If you’ve dreamed of the day you could go from driving down the road and – like the Jetsons – take to the skies, it is getting closer to becoming a reality.
Samson Motors of Central Oregon, in the US, has created the Switchblade – the world’s first flying sports car. And last week the company announced the craft has successfully completed gruelling suspension and engine testing taking it a step closer to a spring 2018 launch.
“We started from the beginning with the purpose to design a flying car that provided high performance in both modes,” said Sam Bousfield, CEO of Samson. “Instead of asking ‘how do you make a car fly?’, we asked ‘what layout should a flying/driving vehicle have?’ and designed a vehicle based upon that layout.”
The Switchblade’s design concept is taking a markedly different course from the Vertical Take-Off and Landing (VTOL) vehicles that have been touted by investors like Google and Airbus.
“There is a huge difference between the Switchblade and any of the VTOL attempts. It isn’t just that the VTOL is so much slower, or so limited in range. It is the lack of infrastructure in place to be able to use them,” explains Bousfield. “You would have to build landing places and parking spots for these types of vehicle at every place you want to visit – shops, restaurants, apartment buildings, office buildings, dentists, doctors, schools – and this is a many decades-long, difficult process.”
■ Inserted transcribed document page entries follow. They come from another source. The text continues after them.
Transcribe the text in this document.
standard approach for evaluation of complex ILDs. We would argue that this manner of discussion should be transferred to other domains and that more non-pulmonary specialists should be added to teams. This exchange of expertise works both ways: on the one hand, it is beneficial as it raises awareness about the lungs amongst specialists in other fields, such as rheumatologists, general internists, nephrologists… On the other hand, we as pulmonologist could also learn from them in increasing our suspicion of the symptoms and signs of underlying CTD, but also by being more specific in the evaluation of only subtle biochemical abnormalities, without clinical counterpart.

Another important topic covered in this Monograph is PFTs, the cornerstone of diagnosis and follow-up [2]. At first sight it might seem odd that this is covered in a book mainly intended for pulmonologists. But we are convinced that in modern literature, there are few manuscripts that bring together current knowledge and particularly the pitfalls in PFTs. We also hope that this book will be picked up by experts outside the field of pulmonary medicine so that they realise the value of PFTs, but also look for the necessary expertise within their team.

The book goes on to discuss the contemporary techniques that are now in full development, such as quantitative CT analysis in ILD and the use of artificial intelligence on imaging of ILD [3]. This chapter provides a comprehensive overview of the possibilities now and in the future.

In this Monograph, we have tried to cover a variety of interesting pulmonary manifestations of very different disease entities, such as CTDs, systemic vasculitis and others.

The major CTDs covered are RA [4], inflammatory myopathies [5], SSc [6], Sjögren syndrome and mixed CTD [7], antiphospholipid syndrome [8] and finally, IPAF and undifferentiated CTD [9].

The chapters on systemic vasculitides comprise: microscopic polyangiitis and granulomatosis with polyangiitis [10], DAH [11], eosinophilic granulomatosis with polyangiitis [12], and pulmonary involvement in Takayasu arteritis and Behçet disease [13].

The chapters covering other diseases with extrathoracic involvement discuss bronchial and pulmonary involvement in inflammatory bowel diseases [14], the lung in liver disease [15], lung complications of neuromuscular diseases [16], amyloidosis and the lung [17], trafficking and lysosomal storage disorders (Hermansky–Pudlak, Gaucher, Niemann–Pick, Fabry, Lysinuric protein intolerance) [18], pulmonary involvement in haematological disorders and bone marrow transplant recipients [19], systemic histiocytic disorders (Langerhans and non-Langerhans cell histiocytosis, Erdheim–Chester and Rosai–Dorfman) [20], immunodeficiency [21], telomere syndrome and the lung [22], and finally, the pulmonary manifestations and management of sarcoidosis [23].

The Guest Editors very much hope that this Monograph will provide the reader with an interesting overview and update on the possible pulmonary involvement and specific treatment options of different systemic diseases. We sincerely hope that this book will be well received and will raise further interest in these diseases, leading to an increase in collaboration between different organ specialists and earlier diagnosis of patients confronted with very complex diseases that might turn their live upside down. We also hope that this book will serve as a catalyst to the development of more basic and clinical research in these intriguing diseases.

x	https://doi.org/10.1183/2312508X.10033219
The Switchblade combines the use of current road and airport systems to bypass the worst of traffic congestion, but still provides door-to-door travel.
Bousfield adds: “As any pilot can attest, there is a huge amount of space in the skies to accommodate air traffic. Expansion could remain unhindered for many, many decades. The US has literally thousands of small airports within easy reach of most places that people would want to go.
“Having the ability to land and drive somewhere really makes a difference. It just takes so much time out of doing business, or traveling for pleasure. You are never stopped, even by bad weather,” says Bousfield.